The U.S. Air Force is planning to roll out its digitally engineered T-7A Red Hawk trainer in St. Louis next week.
Boeing [BA] and Sweden’s Saab are the prime contractors on the plane, while Elbit Systems of America–a subsidiary of Israel’s Elbit Systems [ESLT]–builds the aircraft’s cockpit and embedded training system.
The T-7A test program achieved its 400th test flight in January and has been sharing the flight test data between Boeing personnel in St. Louis and program officials at Edwards AFB, Calif. (Defense Daily, Feb. 10).
Last year, Boeing and Saab joined the aft and front sections of the T-7A in less than 30 minutes, a feat accomplished in 95 percent less time than is typical and with significant quality improvements, Boeing has said. The company attributed the advances in manufacturing to the digital engineering efforts used by the program.
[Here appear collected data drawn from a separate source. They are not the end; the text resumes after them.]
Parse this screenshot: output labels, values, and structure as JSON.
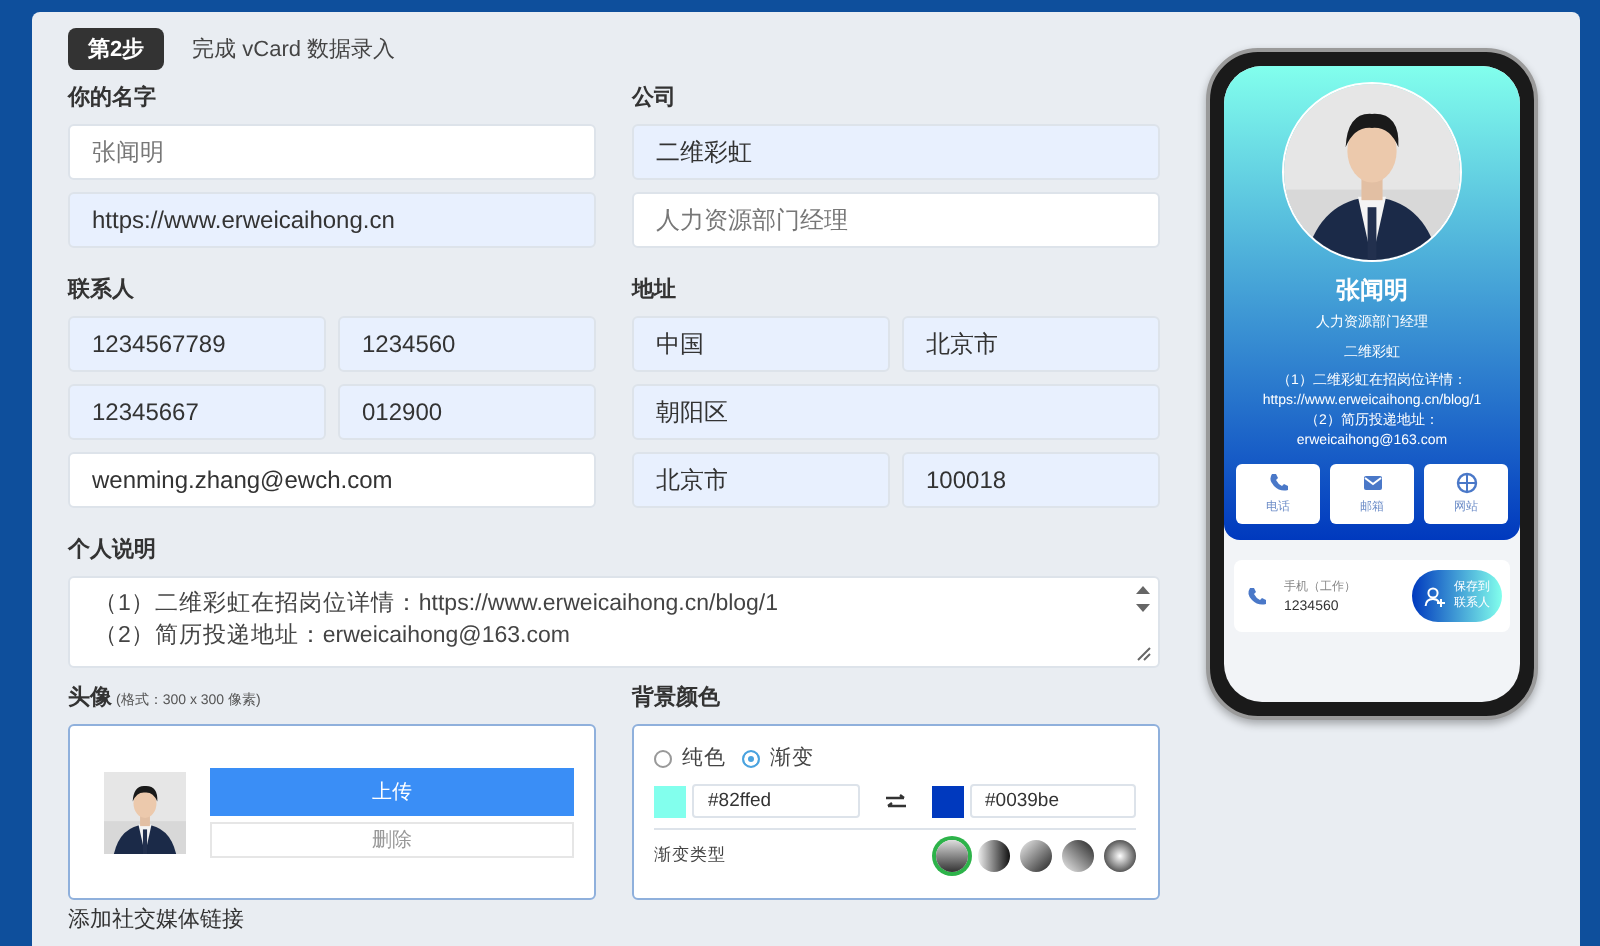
{
  "step": {
    "badge": "第2步",
    "title": "完成 vCard 数据录入"
  },
  "name_section": {
    "label": "你的名字",
    "fields": [
      {
        "placeholder": "张闻明"
      },
      {
        "value": "https://www.erweicaihong.cn",
        "autofilled": true
      }
    ]
  },
  "company_section": {
    "label": "公司",
    "fields": [
      {
        "value": "二维彩虹",
        "autofilled": true
      },
      {
        "placeholder": "人力资源部门经理"
      }
    ]
  },
  "contact_section": {
    "label": "联系人",
    "rows": [
      [
        {
          "value": "1234567789",
          "autofilled": true
        },
        {
          "value": "1234560",
          "autofilled": true
        }
      ],
      [
        {
          "value": "12345667",
          "autofilled": true
        },
        {
          "value": "012900",
          "autofilled": true
        }
      ],
      [
        {
          "value": "wenming.zhang@ewch.com",
          "autofilled": false
        }
      ]
    ]
  },
  "address_section": {
    "label": "地址",
    "rows": [
      [
        {
          "value": "中国",
          "autofilled": true
        },
        {
          "value": "北京市",
          "autofilled": true
        }
      ],
      [
        {
          "value": "朝阳区",
          "autofilled": true
        }
      ],
      [
        {
          "value": "北京市",
          "autofilled": true
        },
        {
          "value": "100018",
          "autofilled": true
        }
      ]
    ]
  },
  "description": {
    "label": "个人说明",
    "lines": [
      "（1）二维彩虹在招岗位详情：https://www.erweicaihong.cn/blog/1",
      "（2）简历投递地址：erweicaihong@163.com"
    ]
  },
  "avatar": {
    "label": "头像",
    "hint": "(格式：300 x 300 像素)",
    "upload_button": "上传",
    "delete_button": "删除"
  },
  "background_color": {
    "label": "背景颜色",
    "modes": [
      {
        "label": "纯色",
        "selected": false
      },
      {
        "label": "渐变",
        "selected": true
      }
    ],
    "color_1": {
      "color": "#82ffed",
      "value": "#82ffed"
    },
    "color_2": {
      "color": "#0039be",
      "value": "#0039be"
    },
    "gradient_type_label": "渐变类型",
    "gradient_types": [
      {
        "kind": "vertical",
        "selected": true
      },
      {
        "kind": "horizontal",
        "selected": false
      },
      {
        "kind": "diagonal",
        "selected": false
      },
      {
        "kind": "diagonal-reverse",
        "selected": false
      },
      {
        "kind": "radial",
        "selected": false
      }
    ]
  },
  "next_section": {
    "label": "添加社交媒体链接"
  },
  "phone_preview": {
    "name": "张闻明",
    "title": "人力资源部门经理",
    "company": "二维彩虹",
    "description": [
      "（1）二维彩虹在招岗位详情：",
      "https://www.erweicaihong.cn/blog/1",
      "（2）简历投递地址：",
      "erweicaihong@163.com"
    ],
    "actions": [
      {
        "kind": "phone",
        "label": "电话"
      },
      {
        "kind": "mail",
        "label": "邮箱"
      },
      {
        "kind": "web",
        "label": "网站"
      }
    ],
    "contact": {
      "label": "手机（工作）",
      "value": "1234560"
    },
    "save_button": [
      "保存到",
      "联系人"
    ]
  }
}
Boeing builds the front section of the aircraft in St. Louis and Saab the aft portion in Sweden.
“The T-7 will have a capability, as you fly, for the system to simulate different threats, different scenarios, in the air, and all that software–all that capability–is something that we developed and integrated together with Boeing,” Elbit Systems of America CEO Raanan Horowitz told Defense Daily in an interview this week.
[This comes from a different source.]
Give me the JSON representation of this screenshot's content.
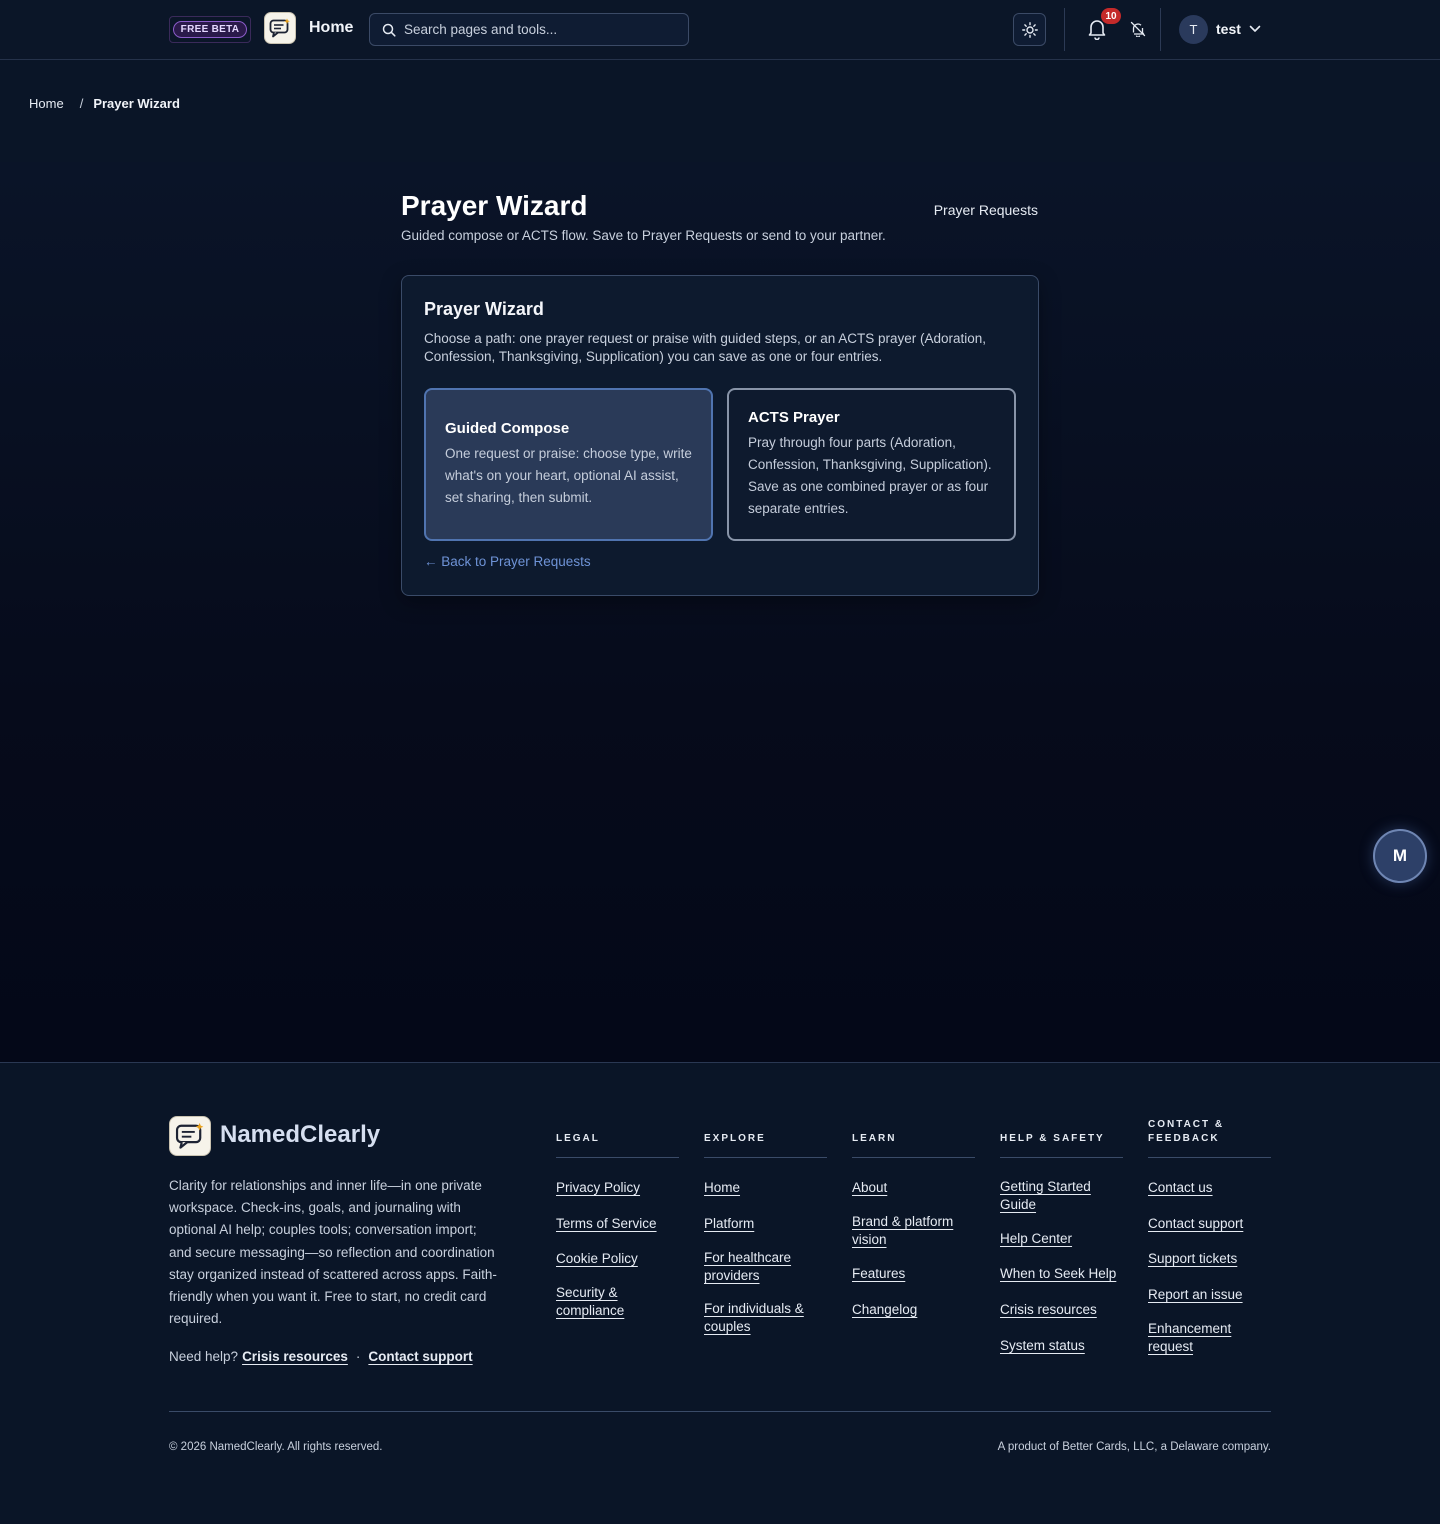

Boeing has said that the digital design, engineering and manufacturing of the aircraft will lead to a 50 percent improvement in overall production quality and as high as a 98 percent reduction in drilling defects.
Boeing said in February last year that it had begun production of the trainer for the Enginering and Manufaturing Development (EMD) phase.
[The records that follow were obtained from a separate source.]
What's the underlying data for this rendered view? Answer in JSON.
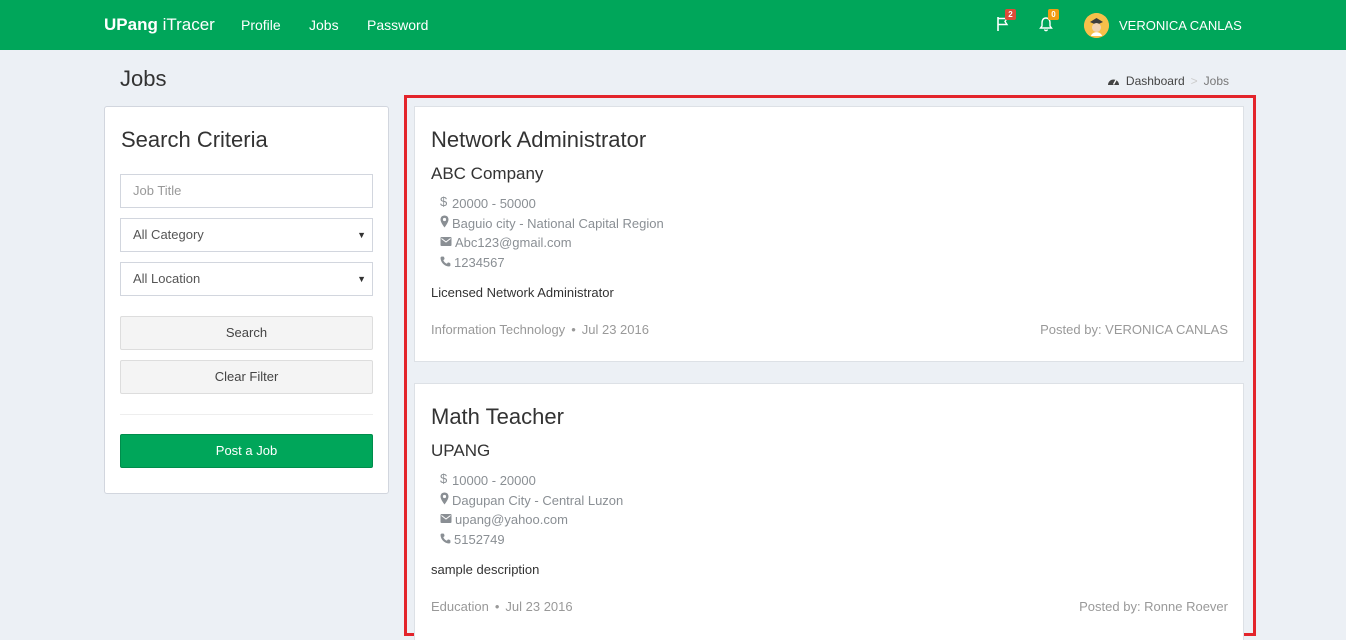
{
  "navbar": {
    "brand_bold": "UPang",
    "brand_light": " iTracer",
    "links": {
      "profile": "Profile",
      "jobs": "Jobs",
      "password": "Password"
    },
    "flag_badge": "2",
    "bell_badge": "0",
    "user_name": "VERONICA CANLAS",
    "icons": [
      "flag-icon",
      "bell-icon",
      "avatar"
    ],
    "colors": {
      "navbar": "#00a65a",
      "badge_red": "#dd4b39",
      "badge_yellow": "#f39c12"
    }
  },
  "header": {
    "title": "Jobs",
    "breadcrumb": {
      "home": "Dashboard",
      "sep": ">",
      "current": "Jobs"
    }
  },
  "sidebar": {
    "title": "Search Criteria",
    "job_title_placeholder": "Job Title",
    "category_selected": "All Category",
    "location_selected": "All Location",
    "search_label": "Search",
    "clear_label": "Clear Filter",
    "post_label": "Post a Job"
  },
  "jobs": [
    {
      "title": "Network Administrator",
      "company": "ABC Company",
      "salary": "20000 - 50000",
      "location": "Baguio city - National Capital Region",
      "email": "Abc123@gmail.com",
      "phone": "1234567",
      "description": "Licensed Network Administrator",
      "category": "Information Technology",
      "date": "Jul 23 2016",
      "posted_by": "Posted by: VERONICA CANLAS"
    },
    {
      "title": "Math Teacher",
      "company": "UPANG",
      "salary": "10000 - 20000",
      "location": "Dagupan City - Central Luzon",
      "email": "upang@yahoo.com",
      "phone": "5152749",
      "description": "sample description",
      "category": "Education",
      "date": "Jul 23 2016",
      "posted_by": "Posted by: Ronne Roever"
    }
  ]
}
In September 2018, Boeing and Saab won a potential $9.4 billion Air Force contract for 46 simulators and 351 aircraft, which are expected to replace the service’s T-38 Talon fleet. Boeing has said that the award was the culmination of five to six years of work by the company.
After completion of EMD production, Saab’s plant in West Lafayette, Ind., is to build the T-7A aft sections.
On Apr. 21, the Air Force Life Cycle Management Center’s (AFLCMC) mobility and training aircraft directorate at Wright-Patterson AFB, Ohio said that it is soon to begin the third phase of lab testing of the On-Board Oxygen Generation System (OBOGS) for the T-7A.
The second lab testing phase featured man and unmanned centrifuge testing in gradual and rapid onset rates up to 8.5Gs, AFLCMC said.
Jessica Allen, the directorate’s T-7A crew systems lead, said in a statement that the T-7A’s OBOGS configuration has not been on another aircraft and will have a primary breathing gas system and an auxiliary backup oxygen system.
After the completion of phase three, five T-7As are to receive the OBOGS system for flight testing later this year, per AFLCMC.